Zu den häu­fig­sten Such­be­grif­f­en in mein­er Blogsta­tis­tik gehört “sit­ting in one/the same boat”. In meinem Beitrag zu Oet­tingers Englisch schrieb ich, die englis­che Redewen­dung zu “in einem Boot sitzen” ist “to be in the same boat”. Das ist richtig, die Argu­men­ta­tion war aber nicht kom­plett: Mut­ter­sprach­ler haben mir bere­its damals gesagt, dass ihnen “We’re sit­ting in one boat” gar nicht auf­fall­en würde.

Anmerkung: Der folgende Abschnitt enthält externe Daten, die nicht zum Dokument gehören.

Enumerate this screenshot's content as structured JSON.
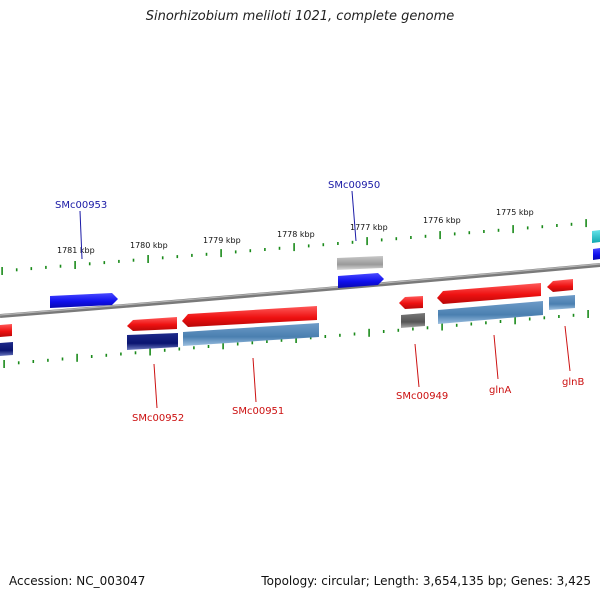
{
  "title": "Sinorhizobium meliloti 1021, complete genome",
  "footer": {
    "accession_label": "Accession:",
    "accession": "NC_003047",
    "topology_label": "Topology:",
    "topology": "circular",
    "length_label": "Length:",
    "length": "3,654,135 bp",
    "genes_label": "Genes:",
    "genes": "3,425"
  },
  "scale_labels": [
    "1781 kbp",
    "1780 kbp",
    "1779 kbp",
    "1778 kbp",
    "1777 kbp",
    "1776 kbp",
    "1775 kbp"
  ],
  "gene_labels": {
    "forward": [
      "SMc00953",
      "SMc00950"
    ],
    "reverse": [
      "SMc00952",
      "SMc00951",
      "SMc00949",
      "glnA",
      "glnB"
    ]
  },
  "colors": {
    "forward_label": "#1a1aa6",
    "reverse_label": "#cc1111",
    "forward_gene": "#1010ee",
    "reverse_gene": "#ee1111",
    "cds_steel": "#4a7fb0",
    "cds_navy": "#0a1470",
    "cds_gray": "#9a9a9a",
    "cds_darkgray": "#555555",
    "tick_green": "#1a8a1a",
    "backbone": "#7a7a7a",
    "cyan": "#11c4cc"
  }
}
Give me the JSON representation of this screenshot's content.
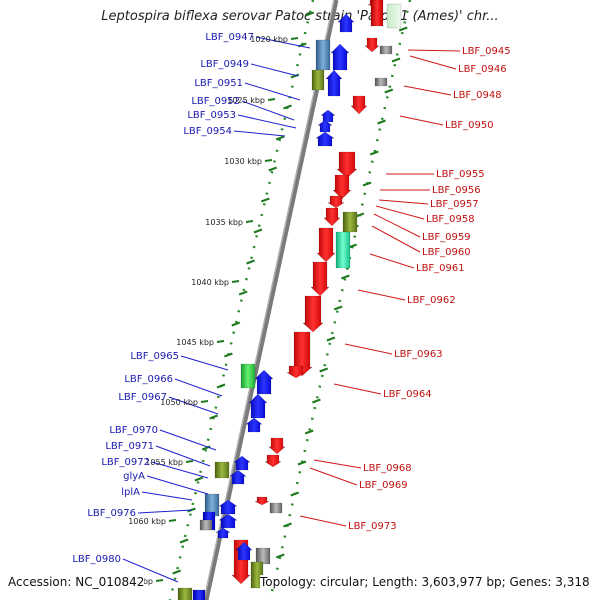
{
  "title": "Leptospira biflexa serovar Patoc strain 'Patoc 1 (Ames)' chr...",
  "footer": {
    "accession": "Accession: NC_010842",
    "topology": "Topology: circular; Length: 3,603,977 bp; Genes: 3,318"
  },
  "ruler": [
    {
      "label": "1020 kbp"
    },
    {
      "label": "1025 kbp"
    },
    {
      "label": "1030 kbp"
    },
    {
      "label": "1035 kbp"
    },
    {
      "label": "1040 kbp"
    },
    {
      "label": "1045 kbp"
    },
    {
      "label": "1050 kbp"
    },
    {
      "label": "1055 kbp"
    },
    {
      "label": "1060 kbp"
    },
    {
      "label": "kbp"
    }
  ],
  "labels_left": [
    {
      "text": "LBF_0947"
    },
    {
      "text": "LBF_0949"
    },
    {
      "text": "LBF_0951"
    },
    {
      "text": "LBF_0952"
    },
    {
      "text": "LBF_0953"
    },
    {
      "text": "LBF_0954"
    },
    {
      "text": "LBF_0965"
    },
    {
      "text": "LBF_0966"
    },
    {
      "text": "LBF_0967"
    },
    {
      "text": "LBF_0970"
    },
    {
      "text": "LBF_0971"
    },
    {
      "text": "LBF_0972"
    },
    {
      "text": "glyA"
    },
    {
      "text": "lplA"
    },
    {
      "text": "LBF_0976"
    },
    {
      "text": "LBF_0980"
    }
  ],
  "labels_right": [
    {
      "text": "LBF_0945"
    },
    {
      "text": "LBF_0946"
    },
    {
      "text": "LBF_0948"
    },
    {
      "text": "LBF_0950"
    },
    {
      "text": "LBF_0955"
    },
    {
      "text": "LBF_0956"
    },
    {
      "text": "LBF_0957"
    },
    {
      "text": "LBF_0958"
    },
    {
      "text": "LBF_0959"
    },
    {
      "text": "LBF_0960"
    },
    {
      "text": "LBF_0961"
    },
    {
      "text": "LBF_0962"
    },
    {
      "text": "LBF_0963"
    },
    {
      "text": "LBF_0964"
    },
    {
      "text": "LBF_0968"
    },
    {
      "text": "LBF_0969"
    },
    {
      "text": "LBF_0973"
    }
  ],
  "colors": {
    "forward_gene": "#0a10e8",
    "reverse_gene": "#ee1010",
    "rna": "#2fd64a",
    "steel": "#4a82b4",
    "olive": "#6f8a1e",
    "gray": "#8a8a8a",
    "mint": "#34e8a8",
    "tick": "#2a8a2a",
    "backbone": "#8a8a8a"
  }
}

Warum auch? Der Satz ist syn­tak­tisch in Ord­nung, die Meta­pher bleibt. Ganz ähn­lich sehen das auch die Mut­ter­sprach­ler in ein­er Diskus­sion zur Oettinger’schen Rede im LEO.org-Forum: ungewöhn­lich ja, falsch nein (und erst recht nicht schlimm oder gar peinlich).

Das wollte ich jet­zt genauer wis­sen: Nutzen Mut­ter­sprach­ler des Englis­chen die Redewen­dung so, wie Oet­tinger es tat? Die Antwort vor­weg: Nein, tun sie (fast) nicht. Aber Oet­tinger war auch nicht der erste Deutsche, der sie benutzte.